Check out other BCMD videos on our youtube page: https://www.youtube.com/user/TheBcmd
Youth Initiative Resource Guidebook
As the programme evolves and matures over the years, efforts have been made to institutionalise the Youth Initiative’s learnings and outcomes by developing a website (http://bcmd.bt/yibhutan/). Further this time the YI Guidebook was updated and developed as a resource to further strengthen the programme.
The guidebook will offer the members and anyone interested, a reference resource to understand the programme and to provide essential information about the YI and what is expected from the participants. It also gives guidance on the basics of policy research and how to go through it.

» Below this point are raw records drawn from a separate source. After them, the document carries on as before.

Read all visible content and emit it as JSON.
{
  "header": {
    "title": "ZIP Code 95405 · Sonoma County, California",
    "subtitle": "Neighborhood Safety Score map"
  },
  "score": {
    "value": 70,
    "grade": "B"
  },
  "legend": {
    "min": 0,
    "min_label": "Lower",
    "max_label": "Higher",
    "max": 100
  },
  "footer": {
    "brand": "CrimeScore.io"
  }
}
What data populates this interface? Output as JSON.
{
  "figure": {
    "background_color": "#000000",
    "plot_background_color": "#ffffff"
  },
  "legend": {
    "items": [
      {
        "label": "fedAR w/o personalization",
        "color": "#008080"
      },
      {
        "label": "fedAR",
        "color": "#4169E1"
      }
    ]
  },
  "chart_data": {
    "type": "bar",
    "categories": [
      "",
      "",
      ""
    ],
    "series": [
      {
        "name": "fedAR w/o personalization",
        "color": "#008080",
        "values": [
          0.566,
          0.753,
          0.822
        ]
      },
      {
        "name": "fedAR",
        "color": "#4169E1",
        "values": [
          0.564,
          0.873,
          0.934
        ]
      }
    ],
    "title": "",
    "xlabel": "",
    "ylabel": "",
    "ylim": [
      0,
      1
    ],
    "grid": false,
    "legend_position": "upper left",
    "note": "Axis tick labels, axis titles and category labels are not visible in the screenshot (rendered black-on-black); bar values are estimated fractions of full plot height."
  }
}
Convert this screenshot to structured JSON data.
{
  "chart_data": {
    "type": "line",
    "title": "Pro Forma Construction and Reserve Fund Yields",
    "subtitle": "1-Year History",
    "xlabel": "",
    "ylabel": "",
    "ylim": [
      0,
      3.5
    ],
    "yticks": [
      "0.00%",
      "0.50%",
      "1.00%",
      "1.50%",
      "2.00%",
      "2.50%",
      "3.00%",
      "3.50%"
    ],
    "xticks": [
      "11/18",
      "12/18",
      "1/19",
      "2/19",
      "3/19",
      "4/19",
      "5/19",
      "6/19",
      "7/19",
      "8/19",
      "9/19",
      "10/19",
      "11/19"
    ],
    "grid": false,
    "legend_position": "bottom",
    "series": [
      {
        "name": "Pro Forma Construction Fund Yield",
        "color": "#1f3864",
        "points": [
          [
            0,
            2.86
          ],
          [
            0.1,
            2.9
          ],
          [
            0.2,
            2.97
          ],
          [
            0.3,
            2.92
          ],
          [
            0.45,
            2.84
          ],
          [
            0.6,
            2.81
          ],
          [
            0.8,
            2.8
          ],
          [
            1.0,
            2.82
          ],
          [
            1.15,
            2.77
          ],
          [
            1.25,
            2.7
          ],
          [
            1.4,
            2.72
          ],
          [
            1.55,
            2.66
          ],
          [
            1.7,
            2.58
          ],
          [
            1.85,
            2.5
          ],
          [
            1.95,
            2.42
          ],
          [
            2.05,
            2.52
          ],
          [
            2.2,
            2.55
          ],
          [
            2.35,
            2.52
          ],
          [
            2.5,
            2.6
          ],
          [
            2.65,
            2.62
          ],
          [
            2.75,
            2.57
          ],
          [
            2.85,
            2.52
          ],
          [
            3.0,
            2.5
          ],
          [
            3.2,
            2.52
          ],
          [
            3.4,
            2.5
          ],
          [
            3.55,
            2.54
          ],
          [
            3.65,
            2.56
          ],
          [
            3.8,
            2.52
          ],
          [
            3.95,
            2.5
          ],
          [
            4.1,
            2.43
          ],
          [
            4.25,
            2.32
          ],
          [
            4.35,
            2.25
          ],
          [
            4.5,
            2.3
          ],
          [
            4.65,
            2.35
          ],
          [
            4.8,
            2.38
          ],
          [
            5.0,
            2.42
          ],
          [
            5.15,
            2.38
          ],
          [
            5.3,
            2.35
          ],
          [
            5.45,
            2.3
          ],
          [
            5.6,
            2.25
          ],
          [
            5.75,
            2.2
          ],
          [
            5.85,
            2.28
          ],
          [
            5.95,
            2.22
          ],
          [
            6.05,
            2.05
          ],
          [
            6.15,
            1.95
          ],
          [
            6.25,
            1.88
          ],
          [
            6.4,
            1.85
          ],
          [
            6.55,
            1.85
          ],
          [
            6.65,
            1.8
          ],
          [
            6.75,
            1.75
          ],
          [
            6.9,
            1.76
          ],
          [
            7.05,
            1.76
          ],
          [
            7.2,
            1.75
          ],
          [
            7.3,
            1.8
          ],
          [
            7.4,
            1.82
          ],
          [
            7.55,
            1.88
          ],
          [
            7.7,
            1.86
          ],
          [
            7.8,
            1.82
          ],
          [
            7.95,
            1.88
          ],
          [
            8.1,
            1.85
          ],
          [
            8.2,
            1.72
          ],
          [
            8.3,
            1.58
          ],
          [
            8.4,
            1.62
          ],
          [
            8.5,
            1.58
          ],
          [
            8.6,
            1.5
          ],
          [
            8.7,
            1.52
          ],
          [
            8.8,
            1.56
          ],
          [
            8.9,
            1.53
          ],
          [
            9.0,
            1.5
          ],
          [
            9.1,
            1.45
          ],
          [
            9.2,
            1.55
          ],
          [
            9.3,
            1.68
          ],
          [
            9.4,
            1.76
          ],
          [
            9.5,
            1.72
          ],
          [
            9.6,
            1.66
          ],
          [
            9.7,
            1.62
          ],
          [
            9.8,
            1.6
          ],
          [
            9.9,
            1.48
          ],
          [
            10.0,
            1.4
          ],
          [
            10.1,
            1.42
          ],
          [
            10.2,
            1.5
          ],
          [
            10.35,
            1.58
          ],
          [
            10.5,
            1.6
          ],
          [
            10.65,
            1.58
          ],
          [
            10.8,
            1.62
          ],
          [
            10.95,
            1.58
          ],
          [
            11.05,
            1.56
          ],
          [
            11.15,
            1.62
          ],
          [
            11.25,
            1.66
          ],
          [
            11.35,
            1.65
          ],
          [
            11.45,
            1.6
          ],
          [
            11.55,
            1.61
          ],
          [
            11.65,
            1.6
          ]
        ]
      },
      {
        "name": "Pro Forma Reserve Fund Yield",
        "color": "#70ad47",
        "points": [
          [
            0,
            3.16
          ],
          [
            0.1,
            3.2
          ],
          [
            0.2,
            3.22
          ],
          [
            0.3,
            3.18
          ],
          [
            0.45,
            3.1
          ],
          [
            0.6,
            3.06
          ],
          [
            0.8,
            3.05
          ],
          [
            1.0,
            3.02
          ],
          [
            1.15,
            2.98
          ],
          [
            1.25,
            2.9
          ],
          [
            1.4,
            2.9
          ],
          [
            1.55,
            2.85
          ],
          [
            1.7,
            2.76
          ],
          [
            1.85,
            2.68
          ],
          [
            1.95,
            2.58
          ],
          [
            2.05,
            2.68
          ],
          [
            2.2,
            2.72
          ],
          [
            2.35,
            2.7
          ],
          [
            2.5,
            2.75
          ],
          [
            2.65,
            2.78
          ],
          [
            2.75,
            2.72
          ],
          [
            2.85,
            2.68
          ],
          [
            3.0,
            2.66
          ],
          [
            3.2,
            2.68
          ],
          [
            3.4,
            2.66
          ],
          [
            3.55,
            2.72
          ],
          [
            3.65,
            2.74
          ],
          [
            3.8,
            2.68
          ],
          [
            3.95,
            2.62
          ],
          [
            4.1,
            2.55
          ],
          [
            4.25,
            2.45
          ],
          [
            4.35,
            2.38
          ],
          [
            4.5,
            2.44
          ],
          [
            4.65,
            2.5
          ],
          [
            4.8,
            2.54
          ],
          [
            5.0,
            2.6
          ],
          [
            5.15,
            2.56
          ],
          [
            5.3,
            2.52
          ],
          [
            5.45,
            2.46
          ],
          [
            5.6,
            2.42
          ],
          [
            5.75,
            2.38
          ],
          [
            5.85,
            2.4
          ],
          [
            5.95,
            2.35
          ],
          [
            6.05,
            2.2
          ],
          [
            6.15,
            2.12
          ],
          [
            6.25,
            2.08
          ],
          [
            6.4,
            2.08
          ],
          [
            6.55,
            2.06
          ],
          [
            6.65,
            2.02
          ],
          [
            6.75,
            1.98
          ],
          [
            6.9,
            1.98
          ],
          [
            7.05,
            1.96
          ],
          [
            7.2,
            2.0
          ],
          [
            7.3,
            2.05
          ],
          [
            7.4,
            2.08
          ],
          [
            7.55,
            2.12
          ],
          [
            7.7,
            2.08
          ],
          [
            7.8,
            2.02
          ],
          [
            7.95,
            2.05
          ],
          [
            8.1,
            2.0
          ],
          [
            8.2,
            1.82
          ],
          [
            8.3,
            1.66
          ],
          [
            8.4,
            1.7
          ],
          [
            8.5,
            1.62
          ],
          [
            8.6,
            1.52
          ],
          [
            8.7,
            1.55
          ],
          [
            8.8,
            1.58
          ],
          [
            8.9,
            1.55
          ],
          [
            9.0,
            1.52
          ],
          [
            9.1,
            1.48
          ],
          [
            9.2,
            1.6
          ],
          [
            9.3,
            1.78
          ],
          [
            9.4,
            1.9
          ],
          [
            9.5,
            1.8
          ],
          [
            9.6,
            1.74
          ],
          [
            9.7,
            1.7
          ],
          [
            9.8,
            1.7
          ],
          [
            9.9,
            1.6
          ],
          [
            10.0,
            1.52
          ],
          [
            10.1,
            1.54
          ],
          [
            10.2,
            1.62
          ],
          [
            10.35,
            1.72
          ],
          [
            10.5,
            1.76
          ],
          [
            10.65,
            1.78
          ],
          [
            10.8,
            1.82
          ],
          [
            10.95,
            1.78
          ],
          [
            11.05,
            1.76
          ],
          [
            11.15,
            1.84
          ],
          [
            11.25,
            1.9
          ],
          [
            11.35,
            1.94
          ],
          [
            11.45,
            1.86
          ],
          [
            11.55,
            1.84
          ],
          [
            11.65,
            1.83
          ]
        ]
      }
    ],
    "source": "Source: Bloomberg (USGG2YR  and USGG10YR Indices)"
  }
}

BCMD’s Youth Initiative (YI) has now been successfully running for seven years and it has been developing a cohort of highly motivated and engaged youth who can explore, critically examine and understand the socio-political landscape of Bhutan. This year, the YI members learnt how to review and provide feedback to the National Youth policy. CISU supported the publication of the YI Guidebook.
Lastly – a Reflection from the BCMD Team
Dear friends of BCMD,
Amidst such confusion and uncertain times, when we are inundated by global news focusing on lock-downs and deaths, inadequate health care and fears. Together with our own fears surfacing, it’s been a very disruptive month as Bhutan works hard to stave off the coronavirus.
As we learn to deal with uncertainty, capturing stories that try to provide solutions and share the strength of people who are coping with challenges is not only useful, it is important.
BCMD’s dialogues, fellowships and media training have always focused on featuring more pro-social and strength-based stories; identifying role models in Bhutan. Today, we see volunteerism and integrity in abundance in Bhutan.
Deepest appreciation goes to His Majesty the King for his timely leadership and to the government for being so attentive. BCMD acknowledges the amazing people who are doing their best – health workers, news reporters, security personnel, bus and cab drivers, people who turn up every day to ensure that life goes on as usual. This is citizenry at its most evident!
BCMD calls on all our friends — podcasters, media club members, media nomads, photographers, journalists and writers to focus on these amazing examples. We ask our youth, GAOs, women and teachers who have undergone BCMD’s media literacy & media production courses to focus on the good in society.
Send us your pictures with captions, for those who can get stories without going into crowded places… Send us your podcasts and stories to email@example.com or message it to us @Bhutan Centre for Media and Democracy on our Facebook Page. We shall share it on BCMD’s FB page!
As we wait for the coronavirus to blow over let’s observe and celebrate the strength in Bhutan. Together we can highlight the ordinary people who are contributing to the battle against the virus because it is our Gyenku – natural responsibility.
Call your local newspaper if you come across anyone worthy of being featured in our daily news. Let’s build a community! Stay healthy!
This note if you have someone in self-isolation and to those of you in self-isolation and quarantine, we have some interesting resources online to keep you engaged and occupied. We thank you for your endurance to keep us safe.